Nauru has a low crime rate and a majority of crime in the country are related to traffic offences. Multiple people from the penal colony of Norfolk Island escaped to Nauru in the 19th century, with one murdering a dozen people. Australia pays Nauru to host immigration detention centres.

==History==
John Jones, a convict from the penal colony of Norfolk Island, arrived in Nauru in the 1830s and murdered at least a dozen people. William Harris also escaped Norfolk Island and arrived at Nauru in 1842.

The Japanese Empire's occupation of the island resulted in mass killings that lowered the population to less than 600.

Australia pays Nauru to house the immigration detention centre Nauru Regional Processing Centre.
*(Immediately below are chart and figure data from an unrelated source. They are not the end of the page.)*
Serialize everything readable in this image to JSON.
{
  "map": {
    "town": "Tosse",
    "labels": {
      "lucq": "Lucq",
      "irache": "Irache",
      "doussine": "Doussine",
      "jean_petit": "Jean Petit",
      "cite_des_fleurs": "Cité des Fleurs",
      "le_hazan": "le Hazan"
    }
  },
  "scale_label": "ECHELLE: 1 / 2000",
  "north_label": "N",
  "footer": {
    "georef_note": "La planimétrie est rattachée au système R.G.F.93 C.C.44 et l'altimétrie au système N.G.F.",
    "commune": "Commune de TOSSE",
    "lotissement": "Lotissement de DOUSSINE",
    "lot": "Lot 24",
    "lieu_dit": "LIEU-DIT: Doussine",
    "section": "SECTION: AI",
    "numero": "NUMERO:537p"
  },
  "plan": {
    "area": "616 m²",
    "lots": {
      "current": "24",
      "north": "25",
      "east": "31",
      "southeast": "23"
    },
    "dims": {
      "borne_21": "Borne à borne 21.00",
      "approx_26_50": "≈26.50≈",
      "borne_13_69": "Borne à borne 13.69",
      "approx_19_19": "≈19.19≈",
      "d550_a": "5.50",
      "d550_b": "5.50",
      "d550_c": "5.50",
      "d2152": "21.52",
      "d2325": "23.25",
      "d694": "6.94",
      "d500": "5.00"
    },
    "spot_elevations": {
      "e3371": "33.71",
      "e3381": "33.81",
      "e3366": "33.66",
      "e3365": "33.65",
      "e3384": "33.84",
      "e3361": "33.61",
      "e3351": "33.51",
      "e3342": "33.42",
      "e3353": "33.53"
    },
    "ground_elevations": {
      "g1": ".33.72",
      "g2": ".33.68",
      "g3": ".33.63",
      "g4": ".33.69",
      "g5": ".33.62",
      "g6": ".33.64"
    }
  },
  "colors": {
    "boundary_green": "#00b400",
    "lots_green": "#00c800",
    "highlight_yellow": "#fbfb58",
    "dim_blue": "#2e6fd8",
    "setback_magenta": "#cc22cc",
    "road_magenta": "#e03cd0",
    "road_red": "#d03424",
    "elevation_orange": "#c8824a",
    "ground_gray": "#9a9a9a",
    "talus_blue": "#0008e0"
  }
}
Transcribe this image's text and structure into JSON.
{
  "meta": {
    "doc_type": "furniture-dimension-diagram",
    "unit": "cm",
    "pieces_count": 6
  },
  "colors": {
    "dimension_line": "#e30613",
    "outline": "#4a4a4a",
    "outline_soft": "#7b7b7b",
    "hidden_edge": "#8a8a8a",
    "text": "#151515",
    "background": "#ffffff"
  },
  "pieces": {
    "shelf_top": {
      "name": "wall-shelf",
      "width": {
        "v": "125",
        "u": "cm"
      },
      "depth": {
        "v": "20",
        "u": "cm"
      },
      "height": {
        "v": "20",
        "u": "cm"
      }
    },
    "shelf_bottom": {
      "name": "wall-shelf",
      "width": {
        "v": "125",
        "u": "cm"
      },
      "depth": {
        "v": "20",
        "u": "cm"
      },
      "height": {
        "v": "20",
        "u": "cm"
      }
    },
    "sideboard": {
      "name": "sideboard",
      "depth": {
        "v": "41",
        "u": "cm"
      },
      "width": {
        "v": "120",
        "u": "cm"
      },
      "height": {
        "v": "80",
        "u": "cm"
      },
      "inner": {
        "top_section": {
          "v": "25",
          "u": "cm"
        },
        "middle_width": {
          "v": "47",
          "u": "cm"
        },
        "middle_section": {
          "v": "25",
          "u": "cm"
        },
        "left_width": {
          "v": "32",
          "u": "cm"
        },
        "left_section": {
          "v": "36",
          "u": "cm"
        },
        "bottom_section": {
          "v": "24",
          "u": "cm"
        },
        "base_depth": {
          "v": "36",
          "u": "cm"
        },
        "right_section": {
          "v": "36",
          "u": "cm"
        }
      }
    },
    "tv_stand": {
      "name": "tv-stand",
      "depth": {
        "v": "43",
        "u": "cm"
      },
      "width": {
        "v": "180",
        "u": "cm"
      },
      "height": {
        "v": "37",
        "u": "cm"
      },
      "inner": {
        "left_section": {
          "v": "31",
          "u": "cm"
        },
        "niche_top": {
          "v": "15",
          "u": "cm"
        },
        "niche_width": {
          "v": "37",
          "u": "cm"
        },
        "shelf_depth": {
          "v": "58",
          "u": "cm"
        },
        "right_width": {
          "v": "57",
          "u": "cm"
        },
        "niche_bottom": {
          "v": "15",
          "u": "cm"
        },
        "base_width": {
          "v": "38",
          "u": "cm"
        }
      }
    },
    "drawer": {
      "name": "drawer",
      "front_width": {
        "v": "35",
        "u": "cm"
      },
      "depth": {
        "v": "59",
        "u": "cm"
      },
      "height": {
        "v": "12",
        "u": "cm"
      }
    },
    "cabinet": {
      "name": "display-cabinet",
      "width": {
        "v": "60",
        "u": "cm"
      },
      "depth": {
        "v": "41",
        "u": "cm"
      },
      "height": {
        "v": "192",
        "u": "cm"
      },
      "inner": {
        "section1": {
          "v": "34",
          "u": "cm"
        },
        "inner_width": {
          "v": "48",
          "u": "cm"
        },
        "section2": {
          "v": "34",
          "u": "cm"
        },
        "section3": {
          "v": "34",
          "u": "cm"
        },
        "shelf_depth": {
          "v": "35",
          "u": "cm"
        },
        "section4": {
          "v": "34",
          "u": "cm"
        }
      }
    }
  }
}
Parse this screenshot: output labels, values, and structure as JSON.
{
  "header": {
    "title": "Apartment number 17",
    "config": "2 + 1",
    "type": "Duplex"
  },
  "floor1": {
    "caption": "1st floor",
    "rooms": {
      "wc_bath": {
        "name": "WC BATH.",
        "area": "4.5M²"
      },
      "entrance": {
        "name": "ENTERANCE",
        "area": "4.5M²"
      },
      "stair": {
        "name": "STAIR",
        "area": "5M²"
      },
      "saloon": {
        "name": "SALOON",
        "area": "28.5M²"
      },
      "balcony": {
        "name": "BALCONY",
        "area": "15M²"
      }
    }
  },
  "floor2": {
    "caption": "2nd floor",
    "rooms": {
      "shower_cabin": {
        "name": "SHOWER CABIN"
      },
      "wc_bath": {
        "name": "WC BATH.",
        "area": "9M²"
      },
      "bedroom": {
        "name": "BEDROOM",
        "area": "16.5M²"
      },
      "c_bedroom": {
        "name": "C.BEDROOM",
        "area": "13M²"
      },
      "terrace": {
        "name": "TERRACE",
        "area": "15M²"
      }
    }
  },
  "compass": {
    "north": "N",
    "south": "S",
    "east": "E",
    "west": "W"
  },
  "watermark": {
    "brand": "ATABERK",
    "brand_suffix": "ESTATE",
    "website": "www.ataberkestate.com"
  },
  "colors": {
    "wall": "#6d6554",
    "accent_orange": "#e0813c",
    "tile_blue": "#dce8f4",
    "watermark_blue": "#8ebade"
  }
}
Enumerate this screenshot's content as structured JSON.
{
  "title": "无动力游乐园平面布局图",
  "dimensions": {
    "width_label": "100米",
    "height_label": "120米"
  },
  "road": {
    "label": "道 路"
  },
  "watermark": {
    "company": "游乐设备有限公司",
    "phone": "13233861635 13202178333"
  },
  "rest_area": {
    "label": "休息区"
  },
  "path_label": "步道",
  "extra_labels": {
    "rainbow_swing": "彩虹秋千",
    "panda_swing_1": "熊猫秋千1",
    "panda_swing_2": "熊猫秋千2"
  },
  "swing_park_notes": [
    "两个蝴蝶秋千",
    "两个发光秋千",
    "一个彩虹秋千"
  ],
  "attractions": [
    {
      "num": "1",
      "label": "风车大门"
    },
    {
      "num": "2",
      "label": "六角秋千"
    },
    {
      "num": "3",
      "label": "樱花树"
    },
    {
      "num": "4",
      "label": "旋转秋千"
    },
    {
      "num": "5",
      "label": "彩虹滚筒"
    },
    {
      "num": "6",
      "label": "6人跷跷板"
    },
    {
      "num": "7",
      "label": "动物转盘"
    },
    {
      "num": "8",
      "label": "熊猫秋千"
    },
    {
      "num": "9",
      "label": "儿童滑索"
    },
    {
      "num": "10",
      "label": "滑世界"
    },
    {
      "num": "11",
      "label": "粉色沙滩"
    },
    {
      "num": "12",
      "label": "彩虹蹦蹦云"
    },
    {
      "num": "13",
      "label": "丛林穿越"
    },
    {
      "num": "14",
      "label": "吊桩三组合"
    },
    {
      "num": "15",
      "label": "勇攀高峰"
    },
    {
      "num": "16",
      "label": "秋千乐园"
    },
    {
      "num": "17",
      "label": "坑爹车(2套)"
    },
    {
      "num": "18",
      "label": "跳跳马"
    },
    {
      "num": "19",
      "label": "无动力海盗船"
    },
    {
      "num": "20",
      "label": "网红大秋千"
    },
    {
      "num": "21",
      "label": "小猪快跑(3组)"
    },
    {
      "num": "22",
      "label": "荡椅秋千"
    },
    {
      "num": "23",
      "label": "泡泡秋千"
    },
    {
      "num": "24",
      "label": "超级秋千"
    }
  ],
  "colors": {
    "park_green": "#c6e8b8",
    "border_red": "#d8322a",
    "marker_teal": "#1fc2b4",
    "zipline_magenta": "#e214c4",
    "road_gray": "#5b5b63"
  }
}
A riot broke out at the detention centre in 2013. In 2025, Australia deported three criminals to Nauru, including one murderer, despite none of the three people being citizens of Nauru.

==Law==
Arbitrary arrest and detention are illegal in Nauru. People can only be held for up to 24 hours by police without a hearing before a magistrate. The right to a fair and public trial is enshrined in the Constitution of Nauru.

The maximum penalty for rape is twenty-five years. No executions were carried out in Nauru between its independence in 1968, and the abolition of the death penalty in 2016.

==Statistics==
The United States Department of State reported Nauru as a low crime area in 2014. 618 criminal offences were recorded in the first quarter of 2024, with 332 being from traffic offences, 175 being criminal offences, and 111 being vehicle impoundments.